Meissa DIAKHATE
Enseignant-Chercheur
Directeur associé et Consultant
du Centre de Recherche, d’Expertise et de Formation sur les Institutions constitutionnelles, les Administrations publiques, la Gouvernance financière et la Légistique en Afrique (CERACLE)
Introduction
« Le droit est beaucoup plus une question d’algèbre que de catéchèse ! », disait Mody GADIAGA. On s’y aventure au risque de répandre l’amalgame dans l’opinion publique. Certainement, c’est ce qui se passe contre la portion congrue des Professeurs de rang magistral dont le seul tort est de servir l’université africaine dans la stricte légalité statutaire.
Certes, la théâtralisation de la situation des 11 Enseignants-Chercheurs sénégalais (Professeurs titulaires et Maîtres de Conférences agrégés) sélectionnés en Guinée constitue le prétexte et le contexte. Mais surtout, c’est vers le texte de droit que s’oriente, ici, notre démarche. Il y a lieu, dès lors, de considérer la présente note comme la contribution didactique d’un Enseignant-Chercheur spécialisé en droit administratif, en général, et en droit de la Fonction publique, en particulier.
L’affaire des 11 Enseignants-Chercheurs sénégalais sélectionnés en Guinée trouvera logiquement une solution au nom de la légalité et de la liberté académique, mais le droit sera toujours là pour régir d’autres situations similaires. A ce titre, il me paraît non négligeable de poser et de clarifier le débat sur le régime du cumul d’emplois en droit de la Fonction publique sénégalaise, pour les étudiants et les praticiens du droit. Nous n’avons aucune prétention à ranimer une controverse, à notre sens, éteinte.
- La consécration du cumul d’emplois en droit de la Fonction publique
Le droit commun de la Fonction publique sénégalaise régi par la loi n° 61-33 du 15 juin 1961, modifiée, prévoit, consacre puis relativise l’interdiction du « cumul » lorsqu’il dispose qu’« il est interdit, à tout fonctionnaire, d’exercer, à titre professionnel, une activité privée lucrative de quelque nature que ce soit. Il peut être exceptionnellement dérogé à cette interdiction dans les conditions qui seront fixées par décret réglementant le cumul ».

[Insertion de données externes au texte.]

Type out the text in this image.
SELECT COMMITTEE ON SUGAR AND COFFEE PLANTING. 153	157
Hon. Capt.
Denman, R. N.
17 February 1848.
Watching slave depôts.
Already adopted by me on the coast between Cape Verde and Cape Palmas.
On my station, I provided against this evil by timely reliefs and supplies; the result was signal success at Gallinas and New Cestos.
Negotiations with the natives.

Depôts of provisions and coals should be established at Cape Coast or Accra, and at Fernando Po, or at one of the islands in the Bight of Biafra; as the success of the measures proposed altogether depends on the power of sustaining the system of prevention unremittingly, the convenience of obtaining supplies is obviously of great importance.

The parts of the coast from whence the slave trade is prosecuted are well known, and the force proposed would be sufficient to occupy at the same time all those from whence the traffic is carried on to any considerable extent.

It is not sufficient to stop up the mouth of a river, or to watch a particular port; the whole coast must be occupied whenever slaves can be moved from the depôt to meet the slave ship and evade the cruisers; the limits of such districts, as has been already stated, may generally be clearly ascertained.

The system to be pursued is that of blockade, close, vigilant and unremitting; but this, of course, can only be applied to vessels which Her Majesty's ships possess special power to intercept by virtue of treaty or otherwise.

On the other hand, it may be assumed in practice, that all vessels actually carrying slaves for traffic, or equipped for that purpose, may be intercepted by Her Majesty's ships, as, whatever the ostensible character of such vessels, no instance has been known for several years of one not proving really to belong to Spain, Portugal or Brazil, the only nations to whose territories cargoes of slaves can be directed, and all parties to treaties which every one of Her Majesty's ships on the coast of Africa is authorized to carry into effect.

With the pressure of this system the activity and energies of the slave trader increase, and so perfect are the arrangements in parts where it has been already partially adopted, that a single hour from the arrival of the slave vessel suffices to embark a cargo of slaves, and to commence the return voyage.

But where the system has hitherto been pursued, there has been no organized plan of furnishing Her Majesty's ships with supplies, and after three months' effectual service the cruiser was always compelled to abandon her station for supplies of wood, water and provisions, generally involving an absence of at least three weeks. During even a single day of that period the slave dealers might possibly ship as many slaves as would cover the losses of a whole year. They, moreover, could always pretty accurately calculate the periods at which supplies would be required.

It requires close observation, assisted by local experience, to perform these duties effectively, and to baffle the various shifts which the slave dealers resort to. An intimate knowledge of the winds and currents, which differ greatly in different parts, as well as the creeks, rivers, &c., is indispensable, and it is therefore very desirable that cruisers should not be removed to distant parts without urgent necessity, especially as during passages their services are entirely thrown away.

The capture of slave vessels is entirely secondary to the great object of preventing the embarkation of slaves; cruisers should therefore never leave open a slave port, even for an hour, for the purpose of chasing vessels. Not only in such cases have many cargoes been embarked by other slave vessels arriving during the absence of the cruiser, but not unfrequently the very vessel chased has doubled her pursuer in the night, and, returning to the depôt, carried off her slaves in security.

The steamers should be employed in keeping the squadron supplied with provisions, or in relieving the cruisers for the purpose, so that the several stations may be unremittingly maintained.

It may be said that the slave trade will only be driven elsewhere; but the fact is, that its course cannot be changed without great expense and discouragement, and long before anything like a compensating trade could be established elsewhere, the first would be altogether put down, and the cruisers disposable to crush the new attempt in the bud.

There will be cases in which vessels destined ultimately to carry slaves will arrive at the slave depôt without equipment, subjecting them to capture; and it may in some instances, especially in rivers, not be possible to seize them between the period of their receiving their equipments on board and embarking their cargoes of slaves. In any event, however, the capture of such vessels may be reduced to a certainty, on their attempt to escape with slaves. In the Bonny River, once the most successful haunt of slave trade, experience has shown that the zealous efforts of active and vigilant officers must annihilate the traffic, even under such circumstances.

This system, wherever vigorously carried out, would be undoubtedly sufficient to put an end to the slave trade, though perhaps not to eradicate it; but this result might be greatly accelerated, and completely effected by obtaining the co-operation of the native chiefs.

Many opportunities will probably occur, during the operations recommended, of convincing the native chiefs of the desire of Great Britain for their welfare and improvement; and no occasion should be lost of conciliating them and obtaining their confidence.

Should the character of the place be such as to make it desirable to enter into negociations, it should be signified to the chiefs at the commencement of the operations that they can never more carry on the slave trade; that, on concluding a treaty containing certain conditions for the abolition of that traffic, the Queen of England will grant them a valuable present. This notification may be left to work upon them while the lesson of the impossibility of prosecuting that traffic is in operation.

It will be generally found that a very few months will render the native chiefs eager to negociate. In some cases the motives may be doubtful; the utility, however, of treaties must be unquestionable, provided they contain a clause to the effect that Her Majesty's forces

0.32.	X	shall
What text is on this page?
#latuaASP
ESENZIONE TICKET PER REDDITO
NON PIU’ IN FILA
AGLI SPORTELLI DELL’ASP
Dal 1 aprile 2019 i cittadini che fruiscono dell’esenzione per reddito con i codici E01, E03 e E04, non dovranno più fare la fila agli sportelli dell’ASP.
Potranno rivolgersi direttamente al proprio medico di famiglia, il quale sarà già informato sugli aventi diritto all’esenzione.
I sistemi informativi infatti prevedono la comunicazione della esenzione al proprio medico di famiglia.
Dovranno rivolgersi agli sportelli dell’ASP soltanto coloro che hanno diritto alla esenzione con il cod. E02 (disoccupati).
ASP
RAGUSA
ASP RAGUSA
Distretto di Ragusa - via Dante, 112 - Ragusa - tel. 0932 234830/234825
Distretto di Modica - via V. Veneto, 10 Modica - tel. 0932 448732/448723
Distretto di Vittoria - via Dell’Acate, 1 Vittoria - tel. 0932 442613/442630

Toutes ces dispositions, lues solidairement, indiquent que le cumul n’est absolument pas interdit, mais il est simplement réglementé, au sens de l’article 9 de la loi n° 61-33 du 15 juin 1961 portant statut des fonctionnaires, modifiée.
Ainsi, que nous enseigne le décret n° 73-737 du 07 août portant application de l’article 9 de la loi n°61-33 du 15 juin relative au statut général des fonctionnaires et réglementant le cumul, modifié par le décret n° 75-373 du 07 avril 1975.
« Article premier. – Le cumul prévu à l’article 9 de la loi n° 61-33 du 15 juin 1961 doit être autorisé par arrêté du Premier Ministre publié au Journal officiel, sous réserve des dispositions particulières réglementant certaines professions
Article 5.- Les autorisations de cumul délivrées en vertu du présent décret devront préciser la durée du cumul et ne devront pas porter sur plus de deux emplois.
Elles devront également mentionner le pourcentage maximum du traitement principal à percevoir par les fonctionnaires et être communiquées au Ministre des Finances et des affaires économiques ».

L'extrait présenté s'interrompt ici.